Trump may strike back at Assad in some way. But Justin Bronk, a research fellow at the defense and security think-tank, the Royal United Services Institute doubts he will order the U.S. military to oust the Syrian strongman. The main reason: Russia. “In terms of direct military action against Assad his hands are pretty tied,” Bronk says. “The major complicating factor are the Russian forces in Syria [who back Assad]. Anything conducted expressly against Russian wishes would have to take into account their defenses or what they might do elsewhere.”

Moscow, Bronk says, doesn’t hold Assad in particularly high regard. On Thursday, the Kremlin also said its support for the Syrian leader was not unconditional. Despite this, Bronk doubts Russia would simply allow the U.S. to try and depose him.

“What Russia holds dear is the reputation it’s gained as a defender of regimes against western aggression,” he says. “There would have to be a grand bargain of sorts for Russia to drop Assad, but the concessions it would want would go beyond Syria.” Bronk suggests these concessions might include U.S. recognition of Crimea—which Russia annexed from Ukraine in 2014—and for NATO troops to leave the Baltic states.

Even if Trump and Putin reached a kind of Faustian pact, there is still Iran to consider. During his press conference on Wednesday with King Abdullah, Trump again criticized the U.S.’ nuclear accord with Tehran, calling it one of the worst deals he has ever witnessed.
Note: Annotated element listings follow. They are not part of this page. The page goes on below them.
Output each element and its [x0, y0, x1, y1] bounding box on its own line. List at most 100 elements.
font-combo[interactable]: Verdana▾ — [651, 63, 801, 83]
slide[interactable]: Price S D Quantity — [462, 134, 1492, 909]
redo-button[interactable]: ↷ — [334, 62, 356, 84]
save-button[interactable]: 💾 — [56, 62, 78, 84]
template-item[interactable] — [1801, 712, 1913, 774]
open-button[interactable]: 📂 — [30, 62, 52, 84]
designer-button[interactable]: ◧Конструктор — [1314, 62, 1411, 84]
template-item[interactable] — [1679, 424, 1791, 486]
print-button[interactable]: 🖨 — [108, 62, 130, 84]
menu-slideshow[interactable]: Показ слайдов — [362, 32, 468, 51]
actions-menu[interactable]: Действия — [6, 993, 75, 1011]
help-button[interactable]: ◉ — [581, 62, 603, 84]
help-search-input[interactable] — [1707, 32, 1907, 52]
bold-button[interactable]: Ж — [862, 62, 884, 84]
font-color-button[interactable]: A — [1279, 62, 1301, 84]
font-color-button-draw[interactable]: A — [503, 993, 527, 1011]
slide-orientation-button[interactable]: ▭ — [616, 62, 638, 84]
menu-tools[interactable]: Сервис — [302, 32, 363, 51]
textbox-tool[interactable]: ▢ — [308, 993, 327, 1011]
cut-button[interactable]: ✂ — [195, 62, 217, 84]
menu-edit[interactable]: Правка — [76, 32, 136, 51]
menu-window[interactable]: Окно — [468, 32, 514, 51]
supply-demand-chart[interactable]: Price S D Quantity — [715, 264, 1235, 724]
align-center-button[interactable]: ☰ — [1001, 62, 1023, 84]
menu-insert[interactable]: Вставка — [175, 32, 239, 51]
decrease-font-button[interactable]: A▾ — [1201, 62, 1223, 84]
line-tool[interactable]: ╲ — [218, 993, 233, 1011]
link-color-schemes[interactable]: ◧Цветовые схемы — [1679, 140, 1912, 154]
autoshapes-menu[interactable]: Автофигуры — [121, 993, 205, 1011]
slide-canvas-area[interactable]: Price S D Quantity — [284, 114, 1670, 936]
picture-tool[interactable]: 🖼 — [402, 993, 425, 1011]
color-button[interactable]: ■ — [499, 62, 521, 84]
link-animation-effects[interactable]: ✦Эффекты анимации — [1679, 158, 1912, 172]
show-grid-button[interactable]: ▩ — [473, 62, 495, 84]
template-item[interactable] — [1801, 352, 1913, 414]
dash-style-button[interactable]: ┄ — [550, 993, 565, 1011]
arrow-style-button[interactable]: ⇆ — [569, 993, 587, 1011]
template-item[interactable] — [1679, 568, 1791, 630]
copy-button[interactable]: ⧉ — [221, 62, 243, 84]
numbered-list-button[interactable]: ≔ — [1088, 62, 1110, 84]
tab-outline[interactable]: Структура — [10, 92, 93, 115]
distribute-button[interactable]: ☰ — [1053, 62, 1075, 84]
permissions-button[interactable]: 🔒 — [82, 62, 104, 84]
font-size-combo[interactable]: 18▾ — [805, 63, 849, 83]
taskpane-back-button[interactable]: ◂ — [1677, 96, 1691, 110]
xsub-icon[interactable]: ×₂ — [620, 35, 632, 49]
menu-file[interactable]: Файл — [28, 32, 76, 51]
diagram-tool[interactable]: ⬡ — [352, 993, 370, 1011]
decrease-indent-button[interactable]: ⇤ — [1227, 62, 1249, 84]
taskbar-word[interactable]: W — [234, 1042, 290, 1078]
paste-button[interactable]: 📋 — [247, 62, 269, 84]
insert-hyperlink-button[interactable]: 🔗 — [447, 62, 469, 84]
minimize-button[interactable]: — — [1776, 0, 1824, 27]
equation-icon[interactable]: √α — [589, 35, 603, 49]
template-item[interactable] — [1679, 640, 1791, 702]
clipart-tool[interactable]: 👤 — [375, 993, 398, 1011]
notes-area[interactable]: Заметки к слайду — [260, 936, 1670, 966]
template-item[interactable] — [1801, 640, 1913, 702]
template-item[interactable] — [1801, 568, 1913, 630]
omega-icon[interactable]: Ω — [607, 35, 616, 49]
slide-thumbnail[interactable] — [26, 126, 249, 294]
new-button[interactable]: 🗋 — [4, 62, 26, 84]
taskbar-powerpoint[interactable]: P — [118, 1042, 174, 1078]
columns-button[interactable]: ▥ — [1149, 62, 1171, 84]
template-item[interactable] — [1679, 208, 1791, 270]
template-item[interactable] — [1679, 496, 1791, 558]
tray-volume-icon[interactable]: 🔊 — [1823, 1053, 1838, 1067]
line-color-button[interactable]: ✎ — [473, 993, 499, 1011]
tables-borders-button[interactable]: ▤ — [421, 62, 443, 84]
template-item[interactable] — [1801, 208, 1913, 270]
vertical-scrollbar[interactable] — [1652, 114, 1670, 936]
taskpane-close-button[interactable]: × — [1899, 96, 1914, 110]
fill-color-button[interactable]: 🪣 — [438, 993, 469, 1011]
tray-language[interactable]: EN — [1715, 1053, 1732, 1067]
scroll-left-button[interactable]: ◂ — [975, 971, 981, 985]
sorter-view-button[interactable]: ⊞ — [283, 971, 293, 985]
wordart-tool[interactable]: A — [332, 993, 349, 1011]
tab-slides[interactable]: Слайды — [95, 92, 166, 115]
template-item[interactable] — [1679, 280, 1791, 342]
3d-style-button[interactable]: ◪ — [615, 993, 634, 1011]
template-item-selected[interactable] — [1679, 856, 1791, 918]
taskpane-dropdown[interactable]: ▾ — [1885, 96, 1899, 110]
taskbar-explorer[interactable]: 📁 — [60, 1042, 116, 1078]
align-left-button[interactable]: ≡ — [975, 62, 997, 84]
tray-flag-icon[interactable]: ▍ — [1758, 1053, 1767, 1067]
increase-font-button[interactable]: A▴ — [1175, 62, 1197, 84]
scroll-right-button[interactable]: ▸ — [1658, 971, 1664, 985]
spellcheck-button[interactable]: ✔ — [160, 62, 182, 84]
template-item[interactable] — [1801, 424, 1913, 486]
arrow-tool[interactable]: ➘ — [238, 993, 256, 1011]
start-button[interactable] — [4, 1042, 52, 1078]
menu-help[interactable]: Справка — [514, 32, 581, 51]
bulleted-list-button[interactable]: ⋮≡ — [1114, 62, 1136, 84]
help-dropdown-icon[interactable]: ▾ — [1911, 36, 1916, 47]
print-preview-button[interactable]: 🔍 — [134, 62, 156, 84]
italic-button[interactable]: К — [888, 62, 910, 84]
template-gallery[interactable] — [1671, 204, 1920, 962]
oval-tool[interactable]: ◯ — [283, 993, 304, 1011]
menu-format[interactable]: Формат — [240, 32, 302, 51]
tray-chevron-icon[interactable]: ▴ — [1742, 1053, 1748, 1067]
Iran, already hostile towards the Trump administration, would also expect some sort of agreement if it was to abandon the Syrian regime.

Assuming Trump could assuage both Moscow and Tehran, there is no guarantee that Assad—though he would be severely weakened—would quickly fall. “The Assad regime has determined that it is staying in power no matter what,” Bronk says. “They will inflict inconceivable damage to stay in power.”

For Trump, these obstacles—Russia, Iran and Assad—will likely prove insurmountable. His advisers probably have no appetite to address them either. Countries like Iraq and Libya, in which the U.S. intervened to oust strongmen leaders, have hardly healed into secure states.

Seventy-six days into his presidency, Trump has finally confronted the bloody mess that is Syria. And, like his predecessor, he may have realized that it’s nearly impossible for the U.S. to clean it up.